The discovery of the anti-inflammatory function of IL-37, which Dr Nold copublished in Nature Immunology in 2010, had a major impact on the interleukin field and necessitated a reorganisation of the IL-1 family nomenclature. Five years later, she discovered the IL-37 receptor complex. Next, she and her team identified critical regions in the IL-37 structure and generated a modified IL-37 biologic with enhanced anti-inflammatory properties with the aim to develop immunotherapeutics for a range of inflammatory diseases.

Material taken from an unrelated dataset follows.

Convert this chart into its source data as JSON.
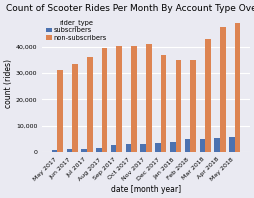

Her research exemplifies the translational trajectory that is paramount to her laboratory: her team has also almost completed the bedside-to-bench-and-back circuit with their work on interleukin 1 receptor antagonist (IL-1Ra) in bronchopulmonary dysplasia (BPD). There is an urgent medical need to find the first safe and effective treatment for BPD in the neonatal intensive care unit, and the Nold laboratory showed in a preclinical model that IL-1Ra prevents the disease.
Her research in interventional immunology has been recognised by the Australian National Heart Foundation and the Australian National Health and Medical Research Council.